Curated by Leena Minifie, Guest Curator
Joi T. Arcand, Sonny Assu , Julianne Beaudin-Herney Shaun Beyale, Elle-Máijá Tailfeathers and Jeffrey Veregge

Taking its title from a Sonny Assu works depicting Spiderman in a traditional Kwakwa̱ka̱’wakw style, When Raven Became Spider is guest curated by Vancouver-based Gitxaala/British, curator, artist and writer Leena Minifie. Minifie’s research examines supernatural characters in Indigenous art and modern comic superheroes. She notes that traditional stories often highlight figures with superheroic traits, but that these figures maintain complexity as they are fallible, and capable of making mistakes. Most pop comic icons lean towards the archetypical, exhibiting simplified ways of being; they are good or evil. This generation of Indigenous artists and storytellers are increasingly depicting modern super-beings and using pop icon images within their work, blurring the line between oral stories and modern comics. Their aesthetics, style, and composition flow between both worlds.
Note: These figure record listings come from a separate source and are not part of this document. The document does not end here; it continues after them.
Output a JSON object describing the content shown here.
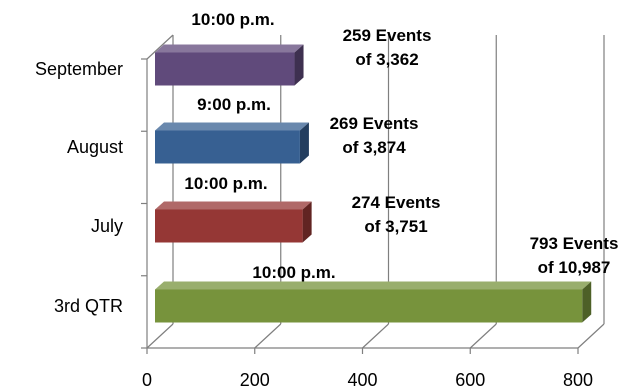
{
  "chart_data": {
    "type": "bar",
    "orientation": "horizontal",
    "style": "3d",
    "categories": [
      "3rd QTR",
      "July",
      "August",
      "September"
    ],
    "values": [
      793,
      274,
      269,
      259
    ],
    "totals": [
      10987,
      3751,
      3874,
      3362
    ],
    "bar_colors": [
      "#77933C",
      "#953735",
      "#376092",
      "#604A7B"
    ],
    "time_labels": [
      "10:00 p.m.",
      "10:00 p.m.",
      "9:00 p.m.",
      "10:00 p.m."
    ],
    "count_labels": [
      [
        "793 Events",
        "of 10,987"
      ],
      [
        "274 Events",
        "of 3,751"
      ],
      [
        "269 Events",
        "of 3,874"
      ],
      [
        "259 Events",
        "of 3,362"
      ]
    ],
    "xlim": [
      0,
      800
    ],
    "xticks": [
      "0",
      "200",
      "400",
      "600",
      "800"
    ],
    "grid": true,
    "legend": false,
    "title": "",
    "xlabel": "",
    "ylabel": ""
  }
}
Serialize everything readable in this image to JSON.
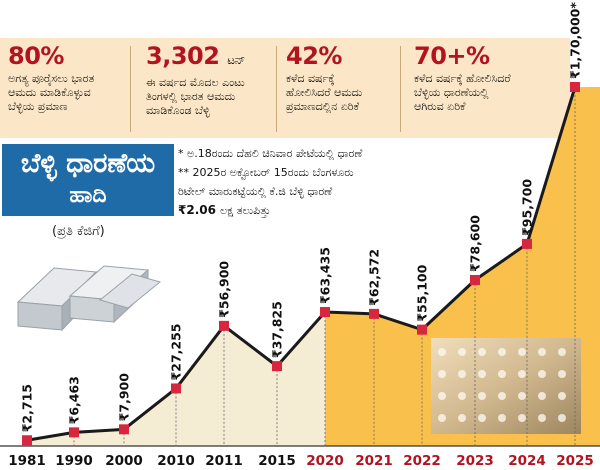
{
  "stats": [
    {
      "big": "80%",
      "unit": "",
      "desc": [
        "ಅಗತ್ಯ ಪೂರೈಸಲು ಭಾರತ",
        "ಆಮದು ಮಾಡಿಕೊಳ್ಳುವ",
        "ಬೆಳ್ಳಿಯ ಪ್ರಮಾಣ"
      ]
    },
    {
      "big": "3,302",
      "unit": "ಟನ್",
      "desc": [
        "ಈ ವರ್ಷದ ಮೊದಲ ಎಂಟು",
        "ತಿಂಗಳಲ್ಲಿ ಭಾರತ ಆಮದು",
        "ಮಾಡಿಕೊಂಡ ಬೆಳ್ಳಿ"
      ]
    },
    {
      "big": "42%",
      "unit": "",
      "desc": [
        "ಕಳೆದ ವರ್ಷಕ್ಕೆ",
        "ಹೋಲಿಸಿದರೆ ಆಮದು",
        "ಪ್ರಮಾಣದಲ್ಲಿನ ಏರಿಕೆ"
      ]
    },
    {
      "big": "70+%",
      "unit": "",
      "desc": [
        "ಕಳೆದ ವರ್ಷಕ್ಕೆ ಹೋಲಿಸಿದರೆ",
        "ಬೆಳ್ಳಿಯ ಧಾರಣೆಯಲ್ಲಿ",
        "ಆಗಿರುವ ಏರಿಕೆ"
      ]
    }
  ],
  "title": {
    "line1": "ಬೆಳ್ಳಿ ಧಾರಣೆಯ",
    "line2": "ಹಾದಿ"
  },
  "per_kg": "(ಪ್ರತಿ ಕೆಜಿಗೆ)",
  "notes": {
    "line1": "* ಅ.18ರಂದು ದೆಹಲಿ ಚಿನಿವಾರ ಪೇಟೆಯಲ್ಲಿ ಧಾರಣೆ",
    "line2": "** 2025ರ ಅಕ್ಟೋಬರ್ 15ರಂದು ಬೆಂಗಳೂರು",
    "line3": "ರಿಟೇಲ್ ಮಾರುಕಟ್ಟೆಯಲ್ಲಿ ಕೆ.ಜಿ ಬೆಳ್ಳಿ ಧಾರಣೆ",
    "price_bold": "₹2.06 ",
    "price_rest": "ಲಕ್ಷ ತಲುಪಿತ್ತು"
  },
  "colors": {
    "accent": "#b3121f",
    "highlight_fill": "#f9c04c",
    "early_fill": "#f5ecd4",
    "line": "#1a1a1a",
    "marker": "#d7263d",
    "title_bg": "#1f6ba8",
    "stats_bg": "#fbe7c7"
  },
  "chart_data": {
    "type": "line",
    "title": "ಬೆಳ್ಳಿ ಧಾರಣೆಯ ಹಾದಿ",
    "subtitle": "(ಪ್ರತಿ ಕೆಜಿಗೆ)",
    "categories": [
      "1981",
      "1990",
      "2000",
      "2010",
      "2011",
      "2015",
      "2020",
      "2021",
      "2022",
      "2023",
      "2024",
      "2025"
    ],
    "values": [
      2715,
      6463,
      7900,
      27255,
      56900,
      37825,
      63435,
      62572,
      55100,
      78600,
      95700,
      170000
    ],
    "value_labels": [
      "₹2,715",
      "₹6,463",
      "₹7,900",
      "₹27,255",
      "₹56,900",
      "₹37,825",
      "₹63,435",
      "₹62,572",
      "₹55,100",
      "₹78,600",
      "₹95,700",
      "₹1,70,000*"
    ],
    "highlight_from": "2020",
    "ylim": [
      0,
      170000
    ],
    "grid": false,
    "legend": "none"
  }
}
Does the use of these modern-day images generate a space for oral narratives related to super beings? Or does it reduce these characters into one-dimensional archetypes? Does this work make stories more accessible and palatable to audiences and listeners, who may not be familiar with storytelling traditions? Do modernized forms sacrifice a certain degree of the three-dimensionality and nuance of the characters they depict? Can these characters still transmit old-world, oratory tales and teach us something about the frail human condition, as they were intended?

When Raven Became Spider grapples with such questions.


Image: Shaun Beyale, The Time Traveler, 2015, ink, grey comic marker, and white jellyroll pen on paper. Image courtesy of the artist.